I write this as Executive Chairman of the Trussell Trust. Last week the charity announced it had doubled the number of Trussell Trust foodbanks in the space of a year. Launching two a week, the Trussell Trust has grown the foodbank network in the UK from 100 to 201 foodbanks in just twelve months. Foodbanks provide emergency food to local people in crisis, and were originally a response to a local resident in Salisbury revealing her plight that she had had to send her three children to bed without being able to provide food for them. In 2011/12, the number of beneficiaries had reached 128,697, more than twice the number of people in crisis helped in the previous year. Growth of this scale is an extraordinary phenomenon that has caught the attention of all major television channels and a wide range of commentators in the printed media from the Sunday People, to the Guardian and the Financial Times. To cap it all Radio One’s Chris Moyles joked about my name with the nation.
At the Shaftesbury Partnership we are deeply engaged with the question of what makes a good venture scale. There’s a lot to learn from the Trussell Trust’s foodbank story.

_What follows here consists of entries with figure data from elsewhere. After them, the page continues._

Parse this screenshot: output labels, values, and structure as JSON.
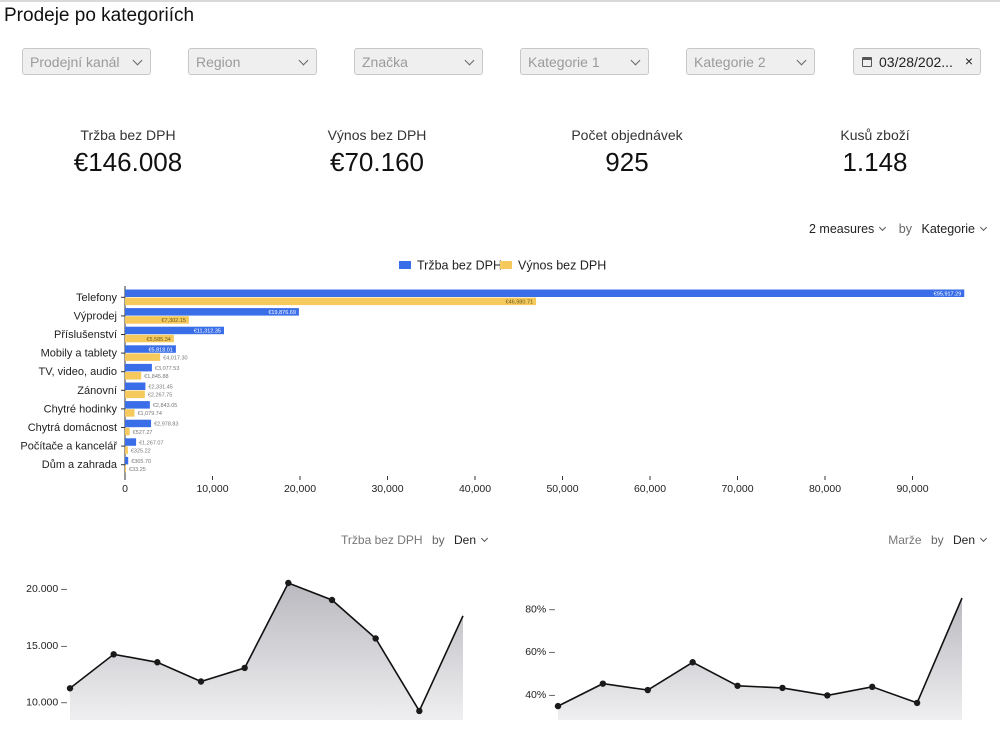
{
  "page": {
    "title": "Prodeje po kategoriích"
  },
  "filters": [
    {
      "label": "Prodejní kanál"
    },
    {
      "label": "Region"
    },
    {
      "label": "Značka"
    },
    {
      "label": "Kategorie 1"
    },
    {
      "label": "Kategorie 2"
    }
  ],
  "date_filter": {
    "value": "03/28/202...",
    "clear": "×"
  },
  "kpis": [
    {
      "label": "Tržba bez DPH",
      "value": "€146.008"
    },
    {
      "label": "Výnos bez DPH",
      "value": "€70.160"
    },
    {
      "label": "Počet objednávek",
      "value": "925"
    },
    {
      "label": "Kusů zboží",
      "value": "1.148"
    }
  ],
  "measure_selector": {
    "measures": "2 measures",
    "by": "by",
    "dimension": "Kategorie"
  },
  "colors": {
    "series1": "#3a6ee8",
    "series2": "#f5c95c",
    "area_fill": "#c7c7cc",
    "line": "#111111"
  },
  "chart_data": [
    {
      "type": "bar",
      "orientation": "horizontal",
      "categories": [
        "Telefony",
        "Výprodej",
        "Příslušenství",
        "Mobily a tablety",
        "TV, video, audio",
        "Zánovní",
        "Chytré hodinky",
        "Chytrá domácnost",
        "Počítače a kancelář",
        "Dům a zahrada"
      ],
      "series": [
        {
          "name": "Tržba bez DPH",
          "values": [
            95917.29,
            19876.69,
            11312.35,
            5818.01,
            3077.53,
            2331.45,
            2843.05,
            2978.83,
            1267.07,
            365.7
          ],
          "labels": [
            "€95,917.29",
            "€19,876.69",
            "€11,312.35",
            "€5,818.01",
            "€3,077.53",
            "€2,331.45",
            "€2,843.05",
            "€2,978.83",
            "€1,267.07",
            "€365.70"
          ]
        },
        {
          "name": "Výnos bez DPH",
          "values": [
            46980.71,
            7302.15,
            5585.34,
            4017.3,
            1845.88,
            2267.75,
            1079.74,
            527.27,
            325.22,
            33.25
          ],
          "labels": [
            "€46,980.71",
            "€7,302.15",
            "€5,585.34",
            "€4,017.30",
            "€1,845.88",
            "€2,267.75",
            "€1,079.74",
            "€527.27",
            "€325.22",
            "€33.25"
          ]
        }
      ],
      "xlim": [
        0,
        96000
      ],
      "x_ticks": [
        0,
        10000,
        20000,
        30000,
        40000,
        50000,
        60000,
        70000,
        80000,
        90000
      ],
      "x_tick_labels": [
        "0",
        "10,000",
        "20,000",
        "30,000",
        "40,000",
        "50,000",
        "60,000",
        "70,000",
        "80,000",
        "90,000"
      ],
      "legend": "top-center",
      "grid": false
    },
    {
      "type": "area",
      "measure": "Tržba bez DPH",
      "by": "by",
      "dimension": "Den",
      "values": [
        11200,
        14200,
        13500,
        11800,
        13000,
        20500,
        19000,
        15600,
        9200,
        17600
      ],
      "ylim": [
        8400,
        22000
      ],
      "y_ticks": [
        10000,
        15000,
        20000
      ],
      "y_tick_labels": [
        "10.000 –",
        "15.000 –",
        "20.000 –"
      ]
    },
    {
      "type": "area",
      "measure": "Marže",
      "by": "by",
      "dimension": "Den",
      "values": [
        34.5,
        45,
        42,
        55,
        44,
        43,
        39.5,
        43.5,
        36,
        85
      ],
      "ylim": [
        28,
        100
      ],
      "y_ticks": [
        40,
        60,
        80
      ],
      "y_tick_labels": [
        "40% –",
        "60% –",
        "80% –"
      ]
    }
  ]
}
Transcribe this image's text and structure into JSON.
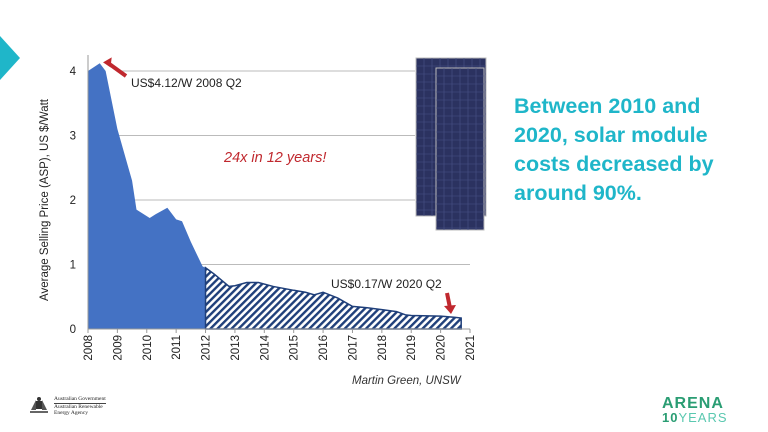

I’ve had the privilege of being part of that story since 2004 and closely involved so I can offer an insider view.
Twelve years ago the foodbank was just an experiment, first run as a test over three months to check the feasibility of an idea. At that stage it was a local community-based project to tackle the problem of people in the area like that first client, who were in crisis and could not put food on the table. Over the next three years, as part of a longer term pilot, the charity repeatedly refined the project’s processes and procedures and evaluated the foodbank project with external help before launching foodbank as a social franchise in 2004. As trustees we had set a target of 50 foodbanks in five years when we launched the social franchise. We made it by September 2009, with a few months to spare.
By April 2011 the foodbank network was able to celebrate its hundredth foodbank and by April 2012 the number of foodbanks the Trussell Trust had launched in the UK reached 201. 101 new foodbank projects in a year is an extraordinary phenomenon.
This growth is founded on the decision made in 2004 to tackle the replication and scaling challenge by modelling very deliberately on commercial franchising practice in every area of the approach except the financials. This was a conscious decision to reject a range of other approaches to replication in the community and voluntary sector that were more established. The charity’s experience has generated substantial evidence that effective business approaches to scaling and replication can transfer well and will serve a social purpose the better for being closely adhered to rather than contextually adapted.
At the Shaftesbury Partnership we highlight central scaling principles as:
- the simplicity and effectiveness of the big idea
- the market structure or context
- and most importantly, the quality of execution
Patrick Shine recently reflected on the experience of scaling in the Challenge Network and the way these principles applied in that context. The foodbank network and the Challenge Network are very different but the principles hold up.
A simple, effective big idea
Local people deposit food in a “bank” where other local people can draw on it when they are in crisis. Frontline care professionals act as the eyes and ears identifying people in crisis and referring them with a voucher to the foodbank. There’s a time-limited supply. The food is nutritionally balanced and varied enough to enable people to feed themselves and their families for at least three days without loss of dignity. Volunteers in the local community are central to each foodbank’s day to day operation. Foodbanks listen to people’s stories and sign post them to other agencies that can help with underlying problems. Everybody who encounters foodbank gets what it is about. It works. Consequently local donors, care professionals and beneficiaries all use it.
The market structure and context
Frontline care professionals are key to connecting people in crisis with the service, so designing a service that meets their requirements has been critical. Scale requires mass public participation so the foodbank uses schools, churches and supermarket collections to engage the public in donating food. These provide platforms that accommodate, indeed welcome, repeated cycles of engagement. Then, finally, the enduring recession and a renewed public interest in the plight of those going through enforced life transitions has helped drive both demand for foodbanks to be launched; and demand at foodbanks once they are up and running.
The Trussell Trust has been fixated about executing well. The foodbank is a community programme that requires its franchisees to demonstrate close adherence to the operating system. There is collective, strong commitment to one way of doing things: the foodbank network examines calls to enrich or extend “the offer” with great care. The starting principle is no diffusion, no frills, no additions. What we ask a community group to do today is no more difficult to deliver than what we asked early on. In fact it’s easier because lessons learnt have been incorporated into the regularly updated operating manual. And excellent execution is as vital for the franchisor, the Trussell Trust. A powerful process for managing initial engagement with the local community group that expresses a wish to establish a foodbank; high quality training and support; genuine, value-adding central services; and supportive but rigorous audit are all essential to success.
Growth at this pace throws up a host of challenges and risks. The Trussell Trust aims to have launched 450 foodbanks by April 2015 so slowing down is not an option. Instead, the team challenge themselves with a question which keeps feet on the ground, invites realism and exposes the importance of sustainability: “what if this is just the beginning?”